Vai ajudar a elucidar se neandertais e humanos cruzaram, se os neandertais tinham uma forma rudimentar de linguagem, como era a estrutura do seu cérebro, se tinham pele clara ou escura e qual o tamanho da população.

Desejado há muito tempo pelos cientistas, o seqüenciamento só será possível graças à combinação de pesquisas analíticas sobre DNA antigo, desenvolvidas por Svante Paabo, do Instituto Max Planck de Antropologia Evolucionária, em Leipzig, e de novo método de seqüenciamento desenvolvido pela empresa 454 Life Sciences, de Connecticut (EUA).

O DNA é molécula que necessita de cuidados constantes, e que começa a se quebrar imediatamente após a morte da célula na qual ela se encontra.

Portanto, o DNA nos ossos de neandertais sobrevive apenas em pequenos fragmentos de aproximadamente 100 unidades. Acontece que esse é justamente o tamanho com o qual as máquinas 454 gostam de trabalhar.

O projeto ainda está nos estágios iniciais, mas muito do trabalho de base já foi feito.

A maioria dos ossos de neandertais não contém nenhum DNA de neandertal; porém, todos eles estão densamente contaminados com o DNA humano das pessoas que trabalharam com os fósseis desde que foram desenterrados.

Svante Paabo desenvolveu métodos analíticos para superar esse problema.

Além disso, cerca de 95% do DNA pré-histórico nos ossos é de origem bacteriana, segundo o vice-presidente da 454 Life Sciences, Michael Egholm.

Porém, é possível reconhecer e descartar essas seqüências bacterianas.

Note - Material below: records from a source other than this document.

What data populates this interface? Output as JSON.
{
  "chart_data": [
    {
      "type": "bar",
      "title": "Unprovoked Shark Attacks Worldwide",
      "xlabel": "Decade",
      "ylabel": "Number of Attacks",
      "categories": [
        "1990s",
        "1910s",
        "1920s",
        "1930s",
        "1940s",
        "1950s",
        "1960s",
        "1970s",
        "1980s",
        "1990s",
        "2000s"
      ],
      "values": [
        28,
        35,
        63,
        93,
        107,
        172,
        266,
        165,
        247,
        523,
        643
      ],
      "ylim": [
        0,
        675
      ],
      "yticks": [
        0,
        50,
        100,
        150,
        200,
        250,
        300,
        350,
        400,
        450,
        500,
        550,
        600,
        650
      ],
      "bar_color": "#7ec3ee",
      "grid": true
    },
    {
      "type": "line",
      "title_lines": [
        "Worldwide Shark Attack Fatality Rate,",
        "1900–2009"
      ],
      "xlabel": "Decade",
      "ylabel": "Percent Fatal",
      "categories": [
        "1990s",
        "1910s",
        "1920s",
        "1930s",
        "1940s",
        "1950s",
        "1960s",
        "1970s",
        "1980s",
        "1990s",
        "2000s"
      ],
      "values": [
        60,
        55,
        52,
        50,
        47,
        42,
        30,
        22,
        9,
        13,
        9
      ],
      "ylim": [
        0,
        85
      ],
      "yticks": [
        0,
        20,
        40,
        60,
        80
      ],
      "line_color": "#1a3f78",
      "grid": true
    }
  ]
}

Os métodos foram desenvolvidos a partir de testes com o DNA antigo de ossos de ursos e mamutes.

Base comparativa

O primeiro objetivo será seqüenciar 3 bilhões de unidades de DNA neandertalense, o que corresponde ao genoma completo da espécie.

Para isso será preciso seqüenciar 20 vezes mais DNA, por causa da grande quantidade de material bacteriano.

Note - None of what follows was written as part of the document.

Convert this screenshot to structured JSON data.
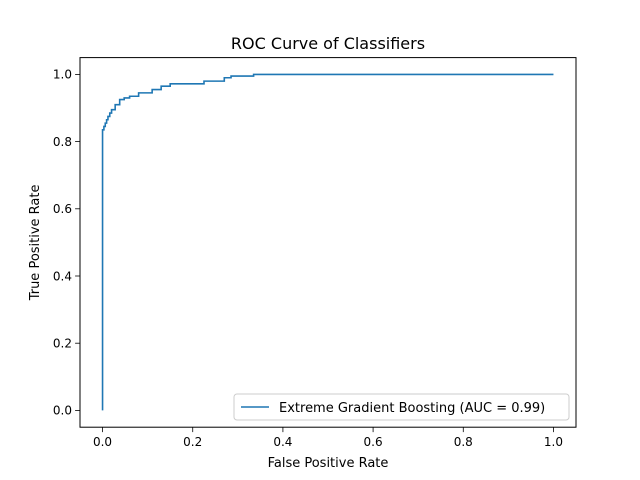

A equipe já conseguiu recuperar um volume significativo de DNA neandertalense, derivado do todos os cromossomos das células - segundo uma comparação com as seqüências do genoma humano.

Um dos resultados mais importantes esperados pelos cientistas, a partir de comparações entre o DNA do homem, dos neandertais e dos chimpanzés, é a identificação dos genes essenciais que caracterizam a espécie humana.

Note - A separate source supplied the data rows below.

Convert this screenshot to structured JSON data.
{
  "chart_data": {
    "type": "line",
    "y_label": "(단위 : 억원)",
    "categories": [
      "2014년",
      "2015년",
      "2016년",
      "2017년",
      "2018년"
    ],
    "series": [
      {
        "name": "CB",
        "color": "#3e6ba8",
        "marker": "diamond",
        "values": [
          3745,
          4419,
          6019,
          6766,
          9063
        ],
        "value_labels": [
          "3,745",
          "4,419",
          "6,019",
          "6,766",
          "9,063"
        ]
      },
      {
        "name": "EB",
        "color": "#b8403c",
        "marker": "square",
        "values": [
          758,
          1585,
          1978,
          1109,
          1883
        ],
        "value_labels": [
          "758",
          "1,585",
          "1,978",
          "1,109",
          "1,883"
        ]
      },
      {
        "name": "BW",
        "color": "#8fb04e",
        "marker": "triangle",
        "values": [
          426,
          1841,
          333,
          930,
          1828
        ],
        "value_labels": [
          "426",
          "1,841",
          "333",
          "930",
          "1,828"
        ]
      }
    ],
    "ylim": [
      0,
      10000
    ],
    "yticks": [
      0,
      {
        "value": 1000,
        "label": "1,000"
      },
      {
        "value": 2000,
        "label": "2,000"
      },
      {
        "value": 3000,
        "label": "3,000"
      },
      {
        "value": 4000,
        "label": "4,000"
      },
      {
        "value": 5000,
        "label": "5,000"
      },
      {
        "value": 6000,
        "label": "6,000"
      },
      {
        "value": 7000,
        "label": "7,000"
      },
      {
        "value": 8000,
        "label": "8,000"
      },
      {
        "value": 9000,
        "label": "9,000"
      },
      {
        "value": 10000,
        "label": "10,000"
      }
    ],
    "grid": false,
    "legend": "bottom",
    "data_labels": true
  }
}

Diferenças entre os três genomas ajudaria a compreender a evolução de traços exclusivamente humanos e, talvez, até aspectos de função cognitiva, segundo Paabo.

O chimpanzé, com quem o homem teve um ancestral comum cerca de 5 milhões de anos atrás, é um bom ponto de referência.

Mas os neandertais, que se separaram da linhagem humana moderna há aproximadamente 500 mil anos, forneceriam um modelo comparativo muito mais refinado, segundo o geneticista Stephen O'Brien, do Instituto Nacional do Câncer.

O grau de semelhança entre seres humanos (Homo sapiens) e neandertais é tema de debate entre arqueólogos e várias questões ainda não foram solucionadas - por exemplo, se os neandertais já dominavam alguma forma de linguagem.

Uma das pistas genômicas para resolver a questão poderia ser o gene FOXP2, que no homem parece estar associado a vários aspectos avançados da linguagem.

Outra polêmica em aberto é se os seres humanos da África que chegaram à Europa 45 mil anos atrás, cruzaram geneticamente com os neandertais ou levaram-nos à extinção.

O cruzamento poderia ter sido vantajoso para o Homo sapiens, já que os neandertais eram muito bem adaptados ao clima frio europeu e às doenças locais, segundo o geneticista Bruce Lahn, da Universidade de Chicago.

Análises do genoma humano dão indícios de cruzamento com uma espécie arcaica que, segundo Lahn, pode ter sido os neandertais ou outros seres humanos antigos.

Ressurreição

Caso os cientistas consigam, de fato, reconstruir todo o genoma dos neandertais, poderia ser possível, em tese, trazer a espécie de volta à vida.

Para isso, o genoma precisaria ser inserido em um óvulo humano, que seria então gestado por voluntárias humanas.

Seria a melhor forma de descobrir como os neandertais realmente eram, mas os cientistas são rápidos em afirmar que as barreiras técnicas e éticas a um experimento desse tipo seriam imensas.